There are people who believe that mortgage fraud is a thing of the past and that bad guys have either fled to other domains, or that they have been caught. However, recent events show us that mortgage fraud is pretty much alive and well, and that there are many willing to go to great lengths just to earn some easy money. On the other hand, there are also individuals looking to secure a low rate on a loan and stretch the truth in order to obtain it.
The Amerisave scam
The current top spot is taken by Amerisave Mortgage Corp. The Consumer Financial Protection Bureau has just issued an order where Amerisave will have to pay 19 million dollars due to perpetrating a deceptive scam of bait-and-switch.
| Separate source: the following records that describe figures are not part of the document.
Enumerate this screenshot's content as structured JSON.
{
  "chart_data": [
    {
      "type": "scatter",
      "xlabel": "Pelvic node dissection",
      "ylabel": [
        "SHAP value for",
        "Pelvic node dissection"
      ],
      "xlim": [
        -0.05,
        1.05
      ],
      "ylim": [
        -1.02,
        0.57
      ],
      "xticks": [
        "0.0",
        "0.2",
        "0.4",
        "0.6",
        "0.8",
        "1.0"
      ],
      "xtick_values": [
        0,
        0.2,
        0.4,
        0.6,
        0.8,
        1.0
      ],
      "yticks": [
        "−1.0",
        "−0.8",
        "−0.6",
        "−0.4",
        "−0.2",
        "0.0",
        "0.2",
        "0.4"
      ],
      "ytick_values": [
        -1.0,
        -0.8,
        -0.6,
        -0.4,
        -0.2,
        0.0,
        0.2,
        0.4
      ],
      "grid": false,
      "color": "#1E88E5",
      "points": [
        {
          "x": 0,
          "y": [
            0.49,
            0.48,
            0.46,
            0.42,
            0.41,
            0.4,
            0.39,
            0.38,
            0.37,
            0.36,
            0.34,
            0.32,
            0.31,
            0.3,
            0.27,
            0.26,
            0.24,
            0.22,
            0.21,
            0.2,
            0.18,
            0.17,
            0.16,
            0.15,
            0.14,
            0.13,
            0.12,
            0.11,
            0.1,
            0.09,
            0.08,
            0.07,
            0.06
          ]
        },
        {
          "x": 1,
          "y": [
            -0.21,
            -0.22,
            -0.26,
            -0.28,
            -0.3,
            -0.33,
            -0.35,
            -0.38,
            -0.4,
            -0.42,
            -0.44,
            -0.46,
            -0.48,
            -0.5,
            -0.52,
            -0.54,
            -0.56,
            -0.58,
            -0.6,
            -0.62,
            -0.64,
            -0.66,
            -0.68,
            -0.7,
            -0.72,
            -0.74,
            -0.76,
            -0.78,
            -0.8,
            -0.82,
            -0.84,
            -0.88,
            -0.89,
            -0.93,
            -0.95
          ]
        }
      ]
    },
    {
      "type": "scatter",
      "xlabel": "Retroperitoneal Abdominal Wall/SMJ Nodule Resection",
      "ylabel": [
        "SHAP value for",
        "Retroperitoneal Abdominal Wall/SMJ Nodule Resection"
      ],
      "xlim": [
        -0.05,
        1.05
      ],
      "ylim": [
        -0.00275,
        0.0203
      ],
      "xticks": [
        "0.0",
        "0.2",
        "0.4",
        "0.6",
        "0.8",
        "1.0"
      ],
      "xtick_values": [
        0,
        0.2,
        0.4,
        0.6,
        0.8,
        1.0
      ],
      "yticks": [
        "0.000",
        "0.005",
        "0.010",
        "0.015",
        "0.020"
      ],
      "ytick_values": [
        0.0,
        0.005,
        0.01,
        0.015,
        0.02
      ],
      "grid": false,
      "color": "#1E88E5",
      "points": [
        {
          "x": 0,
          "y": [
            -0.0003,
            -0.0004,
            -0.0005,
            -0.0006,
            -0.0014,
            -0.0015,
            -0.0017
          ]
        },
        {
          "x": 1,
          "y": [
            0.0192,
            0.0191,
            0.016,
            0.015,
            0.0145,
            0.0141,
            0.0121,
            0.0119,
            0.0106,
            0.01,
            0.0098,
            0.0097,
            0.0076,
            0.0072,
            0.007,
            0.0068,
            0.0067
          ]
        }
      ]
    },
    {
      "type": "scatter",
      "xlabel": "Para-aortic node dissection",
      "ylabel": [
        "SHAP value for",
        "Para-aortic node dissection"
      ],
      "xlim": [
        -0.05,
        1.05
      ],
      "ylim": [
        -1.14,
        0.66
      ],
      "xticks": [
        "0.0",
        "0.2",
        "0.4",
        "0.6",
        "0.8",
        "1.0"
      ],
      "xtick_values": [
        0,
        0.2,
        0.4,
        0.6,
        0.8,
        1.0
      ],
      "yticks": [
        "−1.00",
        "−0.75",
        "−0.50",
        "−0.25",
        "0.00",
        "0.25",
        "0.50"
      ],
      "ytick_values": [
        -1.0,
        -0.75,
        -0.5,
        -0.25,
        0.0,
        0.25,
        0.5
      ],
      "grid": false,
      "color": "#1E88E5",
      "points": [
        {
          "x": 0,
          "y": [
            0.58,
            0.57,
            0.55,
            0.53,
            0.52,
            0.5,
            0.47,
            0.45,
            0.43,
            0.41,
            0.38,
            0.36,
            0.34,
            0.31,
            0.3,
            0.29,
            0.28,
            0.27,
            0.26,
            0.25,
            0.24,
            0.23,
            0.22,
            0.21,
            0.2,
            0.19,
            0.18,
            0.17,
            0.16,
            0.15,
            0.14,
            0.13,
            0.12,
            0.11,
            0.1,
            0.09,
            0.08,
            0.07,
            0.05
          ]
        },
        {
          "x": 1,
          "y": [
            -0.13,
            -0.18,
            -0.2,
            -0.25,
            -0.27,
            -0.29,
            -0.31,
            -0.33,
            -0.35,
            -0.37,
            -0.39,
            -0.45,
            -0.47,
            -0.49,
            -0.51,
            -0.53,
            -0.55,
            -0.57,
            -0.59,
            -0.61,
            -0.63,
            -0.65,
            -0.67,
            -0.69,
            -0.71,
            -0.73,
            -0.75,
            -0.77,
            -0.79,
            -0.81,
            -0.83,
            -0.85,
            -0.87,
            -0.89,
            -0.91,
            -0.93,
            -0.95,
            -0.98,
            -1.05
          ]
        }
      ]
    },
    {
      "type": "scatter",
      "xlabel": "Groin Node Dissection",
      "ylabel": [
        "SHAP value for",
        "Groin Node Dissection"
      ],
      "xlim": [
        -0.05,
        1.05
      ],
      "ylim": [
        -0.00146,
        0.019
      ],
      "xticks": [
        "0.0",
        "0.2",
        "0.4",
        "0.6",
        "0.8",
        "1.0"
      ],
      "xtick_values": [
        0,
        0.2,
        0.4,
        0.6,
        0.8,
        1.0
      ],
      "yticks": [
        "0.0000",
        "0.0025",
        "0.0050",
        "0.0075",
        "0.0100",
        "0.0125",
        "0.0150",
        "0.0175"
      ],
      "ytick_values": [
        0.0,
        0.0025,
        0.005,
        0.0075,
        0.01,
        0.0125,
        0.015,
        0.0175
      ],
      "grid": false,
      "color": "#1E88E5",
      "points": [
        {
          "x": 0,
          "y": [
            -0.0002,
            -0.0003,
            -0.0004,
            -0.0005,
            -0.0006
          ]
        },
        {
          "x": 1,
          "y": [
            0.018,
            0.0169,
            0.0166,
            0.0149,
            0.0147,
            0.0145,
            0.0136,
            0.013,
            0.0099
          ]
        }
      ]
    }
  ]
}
The Atlanta-based online company which lends in all 50 states has been showing misleading interest rates to would-be borrowers. That was just the beginning, as once interested borrowers visited their site, Amerisave would lock the rates and then charge hefty up-front fees. The company also failed to honor the interest rates that were published while also overcharging borrowers illegally for services provided by affiliate third-party companies.
The scam worked like this: Amerisave would post misleading rates in third-party sites, and borrowers that were interested would be redirected to Amerisave’s website. Here, would-be borrowers would be presented with quotes based on a 800 FICO score even though they did enter a much lower score on the third party site. The scam resulted in borrowers falling for misleading quotes. Amerisave would then charge customers at closing for “appraisal validation” while hiding the fact that this service would be provided by an affiliated third party. The fee associated with this validation could also be marked by as much as 900 percent.
The Consumer Financial Protection Bureau has charged Amerisave with 19 million dollars as well as its owner, Patrick Markert with 1.5 million dollars, money he will have to pay personally.
The Ocwen Financial Corp scam
Another mortgage fraud was set up by the Ocwen Financial Corp. The CFPB have called on Ocwen for running a complex scheme in which they took as much as 65 million dollars in fees each year from homeowners for providing forced-placed insurance. This coverage was actually bought by affiliated companies at the expense of the distressed homeowner. While there have been no charges filed yet, the company was asked to explain what it was doing since the Federal Housing Finance Agency has clearly banned all mortgage services and banks from accepting any sort of commissions issued by affiliate parties on force placed policies.
Mortgage fraud is still alive
The two cases above go to show that mortgage fraud hasn’t disappeared, as it is alive and kicking. There are many bad guys trying to squeeze distressed homeowners for money, and at the same time, there are also borrowers who try to obtain better rates through occupancy fraud, distorted income statements and even falsification of stolen social security numbers. So keep your eyes peeled, regardless if you’re a borrower or a lender.